Sunday, January 11, 2009

Oase Budaya: Sejarah Sastra (yang) Belum Mendunia

-- Dwi Fitria

DI dunia internasional sastra Indonesia tertatih, kondisi yang seharusnya bisa diubah.

Sastra Indonesia belum mampu berbicara di kancah sastra dunia. Teknologi komunikasi yang semakin canggih tak berbanding lurus dengan perkembangan sastra Indonesia. Jauh di masa lalu, sastra Indonesia malah memiliki peran yang jauh lebih penting dalam kancah sastra dunia.

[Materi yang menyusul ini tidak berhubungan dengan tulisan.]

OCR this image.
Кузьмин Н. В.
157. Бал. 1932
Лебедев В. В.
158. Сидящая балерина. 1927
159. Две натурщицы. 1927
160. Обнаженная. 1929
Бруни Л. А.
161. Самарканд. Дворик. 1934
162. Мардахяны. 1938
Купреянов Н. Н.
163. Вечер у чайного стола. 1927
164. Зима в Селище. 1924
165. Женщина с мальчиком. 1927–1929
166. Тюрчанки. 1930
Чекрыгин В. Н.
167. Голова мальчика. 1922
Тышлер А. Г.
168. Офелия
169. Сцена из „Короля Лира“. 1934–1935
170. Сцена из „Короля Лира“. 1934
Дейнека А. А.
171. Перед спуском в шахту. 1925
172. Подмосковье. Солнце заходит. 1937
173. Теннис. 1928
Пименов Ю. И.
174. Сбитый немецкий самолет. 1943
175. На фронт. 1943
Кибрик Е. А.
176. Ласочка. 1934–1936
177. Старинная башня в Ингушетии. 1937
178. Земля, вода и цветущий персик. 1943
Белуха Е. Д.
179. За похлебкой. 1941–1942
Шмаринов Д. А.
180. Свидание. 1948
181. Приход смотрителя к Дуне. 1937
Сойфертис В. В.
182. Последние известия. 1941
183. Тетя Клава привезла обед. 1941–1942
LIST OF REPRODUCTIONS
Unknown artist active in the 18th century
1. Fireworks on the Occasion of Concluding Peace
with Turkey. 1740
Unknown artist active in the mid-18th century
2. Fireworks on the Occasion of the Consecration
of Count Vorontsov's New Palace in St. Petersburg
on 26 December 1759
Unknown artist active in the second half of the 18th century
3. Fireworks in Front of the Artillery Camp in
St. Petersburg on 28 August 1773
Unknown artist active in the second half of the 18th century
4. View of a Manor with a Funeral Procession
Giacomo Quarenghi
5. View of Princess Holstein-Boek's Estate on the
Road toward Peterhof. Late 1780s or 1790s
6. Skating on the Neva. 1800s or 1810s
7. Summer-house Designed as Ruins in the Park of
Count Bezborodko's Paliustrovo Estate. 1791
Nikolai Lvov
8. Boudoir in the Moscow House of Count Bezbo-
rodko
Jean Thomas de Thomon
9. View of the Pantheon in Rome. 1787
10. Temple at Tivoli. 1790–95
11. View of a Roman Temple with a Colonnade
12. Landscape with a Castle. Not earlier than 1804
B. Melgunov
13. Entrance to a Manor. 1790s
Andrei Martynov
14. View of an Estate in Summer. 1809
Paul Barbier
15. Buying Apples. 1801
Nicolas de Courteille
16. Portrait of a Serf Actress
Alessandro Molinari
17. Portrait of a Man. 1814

“Zaman dulu ketika teknologi tak secanggih sekarang, Indonesia justru memiliki karya yang amat berarti bagi sastra dunia. Lihat saja karya-karya Pujangga Lama, serat-serat, sajak-sajak Islam, I La Galigo, hingga puisi-puisi Jawa” ujar Radhar Panca Dahana.

Saat ini peran sastra Indonesia teramat minor, nyaris tak punya arti yang signifikan, bahkan di tingkat regional. Menurut Radhar sastra Indonesia saat ini hanya mampu berbicara di negara-negara yang menggunakan bahasa Melayu sebagai bahasa pengantarnya.

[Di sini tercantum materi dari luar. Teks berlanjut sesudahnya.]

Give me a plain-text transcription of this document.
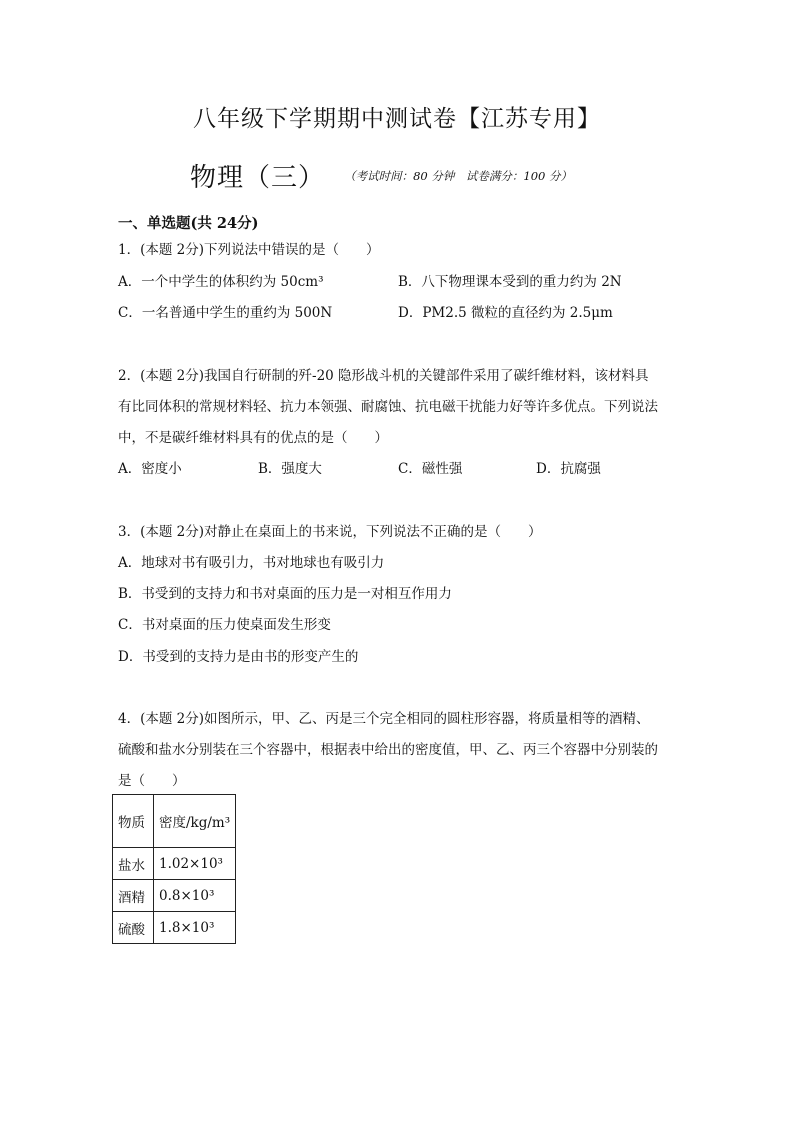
八年级下学期期中测试卷【江苏专用】
物理（三） （考试时间：80 分钟　试卷满分：100 分）
一、单选题(共 24分)
1．(本题 2分)下列说法中错误的是（　　）
A．一个中学生的体积约为 50cm³	B．八下物理课本受到的重力约为 2N
C．一名普通中学生的重约为 500N	D．PM2.5 微粒的直径约为 2.5μm
2．(本题 2分)我国自行研制的歼-20 隐形战斗机的关键部件采用了碳纤维材料，该材料具
有比同体积的常规材料轻、抗力本领强、耐腐蚀、抗电磁干扰能力好等许多优点。下列说法
中，不是碳纤维材料具有的优点的是（　　）
A．密度小	B．强度大	C．磁性强	D．抗腐强
3．(本题 2分)对静止在桌面上的书来说，下列说法不正确的是（　　）
A．地球对书有吸引力，书对地球也有吸引力
B．书受到的支持力和书对桌面的压力是一对相互作用力
C．书对桌面的压力使桌面发生形变
D．书受到的支持力是由书的形变产生的
4．(本题 2分)如图所示，甲、乙、丙是三个完全相同的圆柱形容器，将质量相等的酒精、
硫酸和盐水分别装在三个容器中，根据表中给出的密度值，甲、乙、丙三个容器中分别装的
是（　　）
物质	密度/kg/m³
盐水	1.02×10³
酒精	0.8×10³
硫酸	1.8×10³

Ada beberapa faktor yang menyebabkan kondisi ini, di tengah-tengah kemajuan teknologi, dan perkembangan jalur informasi yang memungkinkan sastra disampaikan dalam medium yang amat beragam, sastra di Indonesia masih menekankan semata pada cara “lama.” Yaitu percetakan. “Kurangnya penguasaan terhadap jalur-jalur lain semisal e-book, membuat sastra Indonesia tak berkembang sebagaimana mestinya,” ujar Radhar

Faktor lain yang juga merupakan penghambat yang amat signifikan adalah sedikitnya pengarang Indonesia yang menggunakan bahasa-bahasa internasional sebagai medium ekspresi mereka. Kebanyakan masih semata mengandalkan bahasa lokal. Penerjemahan karya sastra Indonesia ke dalam bahasa asing yang minim menurut Radhar juga menjadi penyebab gaung sastra Indonesia yang kurang terdengar. “Dibandingkan dengan masa 60-an dan 70-an, penerjemahan karya sastra Indonesia ke bahasa asing, saat ini amat berkurang.”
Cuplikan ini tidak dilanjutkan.